Salvar dados online ou em mídias removíveis
Se a pessoa não tem um notebook da empresa, ela pode salvar arquivos no pen drive, CDs ou em aplicativos online.

“Ela não sabe se pode ou não fazer isso, e a máquina onde a mídia for usada pode estar contaminada ou o dado ser roubado”, expõe Godinho.

Além de colocar em risco as informações confidenciais da empresa, os funcionários podem contaminar o PC corporativo um código malicioso adquirido na máquina impropriamente utilizada.

Encaminhar arquivos para e-mail pessoal
Mesmo sem a intenção de burlar políticas de segurança, o usuário muitas vezes quer aproveitar um dado para usar depois, e daí o erro. “Ali, geralmente ele sai de uma estrutura segura criada, como uma Virtual Private Network (VPN)”, aponta Vendramini.

Clicar em links maliciosos
Caso a empresa não imponha limites de navegação aos seus funcionários, é comum a prática dos mesmos saírem clicando por aí, sem avaliar a procedência dos links.

“Alguns usuários dizem que, se recebem algo que desperte dúvida sobre ser malicioso ou não, eles preferem clicar na empresa, pois alegam que ali é mais seguro porque há antivírus e firewall instalados”, diz Godinho.

Segundo o gerente regional da Kaspersky Labs no Brasil, Eljo Aragão, um relatório do FBI aponta que “40% das empresas entrevistadas investem menos de 1% do budget voltado à segurança da informação na educação dos usuários”.

Por isso, “é preciso de fato definir o que pode ou não, incluindo regras para uso de e-mail, e mostrar por que há um monitoramento ou bloqueio”, aponta Aragão.

Navegação pessoal demais
A maioria dos funcionários não vê problemas em pagar uma conta pelo bankline ou acessar alguns sites, como redes sociais e lojas virtuais, durante o expediente.

Godinho cita o exemplo de uma usuária que costumava acessar com frequência um site de cosméticos, e que um spyware instalado em sua máquina detectou este hábito.

“O cracker criou um phishing especial, dizendo que ela ganharia alguns cosméticos por ser cliente preferencial, e pediu seus dados para cadastro”, conta.

O golpe é típico, mas afetou a empresa porque ela tinha acesso a sua conta bancária, informações que foram roubadas junto aos seus dados pessoais.

Cuidar mal de senhas
Aragão conta que os usuários não percebem, muitas vezes, que nas empresas cada funcionário ganha sua própria senha no sistema para mantê-la em segredo.

“Se eles compartilham, pode haver o acesso a dados que não são da competência do outro”, exemplifica o executivo da Kaspersky.

Vendramini lembra também que é preciso configurar a ativação de senhas para o bloqueio veloz de aparelhos móveis, como smartphones. “Afinal, o dispositivo não precisa ser necessariamente roubado, mas pode ter sido deixado em cima da mesa ao ir para o banheiro, e um e-mail com dados importantes ser encaminhado sem autorização”, exemplifica.

Usar PCs desconhecidos
Ao manipular dados sigilosos, é preciso ficar atento com o meio de acesso.

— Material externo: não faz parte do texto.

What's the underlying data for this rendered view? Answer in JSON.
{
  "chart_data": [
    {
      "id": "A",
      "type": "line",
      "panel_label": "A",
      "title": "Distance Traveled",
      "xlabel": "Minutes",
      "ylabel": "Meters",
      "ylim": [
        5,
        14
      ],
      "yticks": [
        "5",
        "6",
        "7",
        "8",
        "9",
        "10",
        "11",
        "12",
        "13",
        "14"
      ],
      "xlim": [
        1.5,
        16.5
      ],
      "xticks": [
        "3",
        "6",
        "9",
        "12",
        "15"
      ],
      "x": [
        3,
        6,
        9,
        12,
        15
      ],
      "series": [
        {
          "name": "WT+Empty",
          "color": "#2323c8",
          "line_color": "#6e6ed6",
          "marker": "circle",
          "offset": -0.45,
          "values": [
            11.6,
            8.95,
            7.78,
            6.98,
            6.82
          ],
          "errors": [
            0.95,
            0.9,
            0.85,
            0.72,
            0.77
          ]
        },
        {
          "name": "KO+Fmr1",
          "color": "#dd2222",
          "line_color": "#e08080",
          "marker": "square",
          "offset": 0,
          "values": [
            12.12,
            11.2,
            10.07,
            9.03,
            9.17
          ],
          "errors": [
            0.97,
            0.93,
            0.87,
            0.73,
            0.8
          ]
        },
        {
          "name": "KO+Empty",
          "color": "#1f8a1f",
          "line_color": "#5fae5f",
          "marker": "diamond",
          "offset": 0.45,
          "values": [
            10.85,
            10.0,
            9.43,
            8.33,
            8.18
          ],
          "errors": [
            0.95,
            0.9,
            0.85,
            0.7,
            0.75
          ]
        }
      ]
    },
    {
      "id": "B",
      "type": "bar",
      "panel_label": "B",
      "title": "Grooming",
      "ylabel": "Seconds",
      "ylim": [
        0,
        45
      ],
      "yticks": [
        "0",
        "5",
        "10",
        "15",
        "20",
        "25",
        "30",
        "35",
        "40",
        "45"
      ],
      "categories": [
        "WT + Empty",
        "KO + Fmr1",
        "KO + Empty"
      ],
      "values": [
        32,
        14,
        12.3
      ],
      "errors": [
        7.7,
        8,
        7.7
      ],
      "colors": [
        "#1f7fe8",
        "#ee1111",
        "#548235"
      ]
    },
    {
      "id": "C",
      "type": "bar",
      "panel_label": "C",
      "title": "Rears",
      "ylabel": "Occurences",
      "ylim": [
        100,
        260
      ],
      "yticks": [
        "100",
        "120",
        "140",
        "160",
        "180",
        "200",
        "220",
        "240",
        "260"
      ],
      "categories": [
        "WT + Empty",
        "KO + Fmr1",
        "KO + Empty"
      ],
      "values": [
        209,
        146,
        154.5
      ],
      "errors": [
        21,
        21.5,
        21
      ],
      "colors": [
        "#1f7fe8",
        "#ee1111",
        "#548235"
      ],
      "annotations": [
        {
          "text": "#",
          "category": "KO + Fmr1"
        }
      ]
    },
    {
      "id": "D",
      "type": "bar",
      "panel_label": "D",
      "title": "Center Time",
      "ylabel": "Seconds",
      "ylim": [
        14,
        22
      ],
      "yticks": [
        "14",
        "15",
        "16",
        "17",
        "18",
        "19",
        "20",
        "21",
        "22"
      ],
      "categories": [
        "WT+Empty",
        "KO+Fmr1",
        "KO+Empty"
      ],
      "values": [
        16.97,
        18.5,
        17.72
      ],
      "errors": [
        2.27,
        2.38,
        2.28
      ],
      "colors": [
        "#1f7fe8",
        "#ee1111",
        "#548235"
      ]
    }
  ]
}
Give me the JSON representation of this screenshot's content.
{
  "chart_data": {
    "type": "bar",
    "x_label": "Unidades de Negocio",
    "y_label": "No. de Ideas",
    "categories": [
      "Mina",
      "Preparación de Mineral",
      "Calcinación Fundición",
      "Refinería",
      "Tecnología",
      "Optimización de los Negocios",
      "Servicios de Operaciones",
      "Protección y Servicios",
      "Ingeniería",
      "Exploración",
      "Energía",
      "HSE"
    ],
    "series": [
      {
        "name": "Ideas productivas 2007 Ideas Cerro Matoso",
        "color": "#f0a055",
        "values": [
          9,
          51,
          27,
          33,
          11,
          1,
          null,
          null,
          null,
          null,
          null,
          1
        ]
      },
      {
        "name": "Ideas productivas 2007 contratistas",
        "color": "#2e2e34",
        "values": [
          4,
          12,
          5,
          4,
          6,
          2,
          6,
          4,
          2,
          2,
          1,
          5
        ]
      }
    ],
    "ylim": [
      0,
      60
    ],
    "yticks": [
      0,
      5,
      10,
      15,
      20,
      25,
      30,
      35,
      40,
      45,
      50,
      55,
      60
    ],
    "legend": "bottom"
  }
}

Abrir um e-mail com informações da empresa em um PC de Lan House, por exemplo, é definitivamente má ideia, segundo Vendramini.

“Evite os computadores públicos, use a máquina da empresa ou o PC de casa, nos quais você conhece o nível de segurança”, resume.

Aragão lembra que a empresa deve incentivar que o computador do usuário seja seguro. “Para a máquina de casa, o que as empresas podem fazer é adquirir licenças para o uso doméstico, que não é exatamente o mesmo software de segurança da rede dela.”

Burlar o bloqueio de aplicativos
Hoje é comum que os usuários ignorem as ordens da empresa relacionadas aos limites de acesso - como bloquear redes sociais e comunicadores instantâneos.

“Com ferramentas de web proxy, você acessa o que quer usando um servidor de proxy, que não é o da empresa”, explica Godinho.

O bloqueio de sites não é feito à toa pelas empresas. Em recados deixados no Orkut, por exemplo, são distribuídos vários malwares, em golpes simples que pedem para o usuário 'clicar para ver fotos' - e é aí que acontece a contaminação do PC do funcionário.